Well I am getting better about this writing but I fear that I am in no way prepared for NaNoWriMo. I did this in 2008 and didn't finish but this has always been a dream of mine. I really do love to write right up and about to the time where I am committed to doing it. Perhaps I have a fear of commitment.
The weather is getting cool here finally. That always makes me want to build a fire and start writing while drinking coffee and eating biscotti. This is my favorite time of year and I really spend 9 months of the year waiting for the 12 weeks of cool weather that we sometimes get. Living in Texas is not really ideal for someone that loves cold weather. I was born in Alaska and I love the cold. With that in mind I was forced to grow up in central Texas and Arizona. I have spent the majority of my life longing to live somewhere that has more than two seasons. I keep getting pulled back and forth between the two but if given a choice I would be living in the pacific northwest. I have always thought I belonged in Alaska. I keep hearing you can't go back home but I think I could do nicely in a little cabin in Alaska beside a stream. Let me be snowed in for three months at a time, I love to garden and I am fairly certain if I had internet I would be able to live off canned foods and just write in front of the fireplace all winter. Yes that would be my heaven. I can imagine spending leisurely days fishing to catch dinner or hunting and smoking and curing the meat to be saved for the winter. My husband on the other hand think that anything below 60 is really too cold for him so this does present a few issues. Well not really, this is where he works so I will die longing for the land I come from.

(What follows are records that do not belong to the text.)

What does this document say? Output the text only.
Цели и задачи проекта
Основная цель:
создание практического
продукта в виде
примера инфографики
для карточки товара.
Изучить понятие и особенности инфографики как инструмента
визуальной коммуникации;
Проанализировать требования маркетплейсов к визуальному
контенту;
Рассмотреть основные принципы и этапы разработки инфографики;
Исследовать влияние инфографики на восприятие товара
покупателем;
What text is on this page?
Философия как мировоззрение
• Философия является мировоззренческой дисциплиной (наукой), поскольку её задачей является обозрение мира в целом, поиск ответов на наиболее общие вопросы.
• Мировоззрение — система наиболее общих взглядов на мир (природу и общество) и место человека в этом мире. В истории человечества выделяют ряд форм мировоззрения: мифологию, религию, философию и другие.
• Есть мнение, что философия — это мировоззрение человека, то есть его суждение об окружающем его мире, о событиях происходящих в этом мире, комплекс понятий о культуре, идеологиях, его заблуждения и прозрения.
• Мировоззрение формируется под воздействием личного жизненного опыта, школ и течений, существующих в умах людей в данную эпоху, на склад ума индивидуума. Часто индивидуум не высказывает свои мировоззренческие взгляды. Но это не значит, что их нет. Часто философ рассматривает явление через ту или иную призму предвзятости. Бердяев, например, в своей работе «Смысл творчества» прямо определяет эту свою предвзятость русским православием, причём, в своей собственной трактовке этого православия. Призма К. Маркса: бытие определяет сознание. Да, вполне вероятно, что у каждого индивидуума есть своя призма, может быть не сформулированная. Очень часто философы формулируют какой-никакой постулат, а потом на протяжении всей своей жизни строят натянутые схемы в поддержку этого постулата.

If I know anything I know that life certainly has not given me what I thought it was going to. Isn't that always the case. I had visions of being a famous singer but I was not given a singers voice, so I thought maybe acting and lord knows I am dramatic enough but alas I never followed that path. It seemed to be my mission in life to raise kids, both helping with my siblings and then having my own child when I was still but a child. I loved being a Mother despite learning as I went. I guess we all do to a degree. I know I am a much better Mother now than I ever could have been back then. Perhaps there is something to people needing to be licensed to have kids. I would not have passed a class then but I feel like now I could do a more than decent job of parenting.
I will attempt to be more frequent about writing, we were in a car accident this weekend and it really has derailed me a bit. It's hard to sit comfortably and write anywhere that I try to sit. I suspect this will pass soon enough. It will have to FALL IS HERE! Did I mention that I LOVE this time of year?!?!?!?!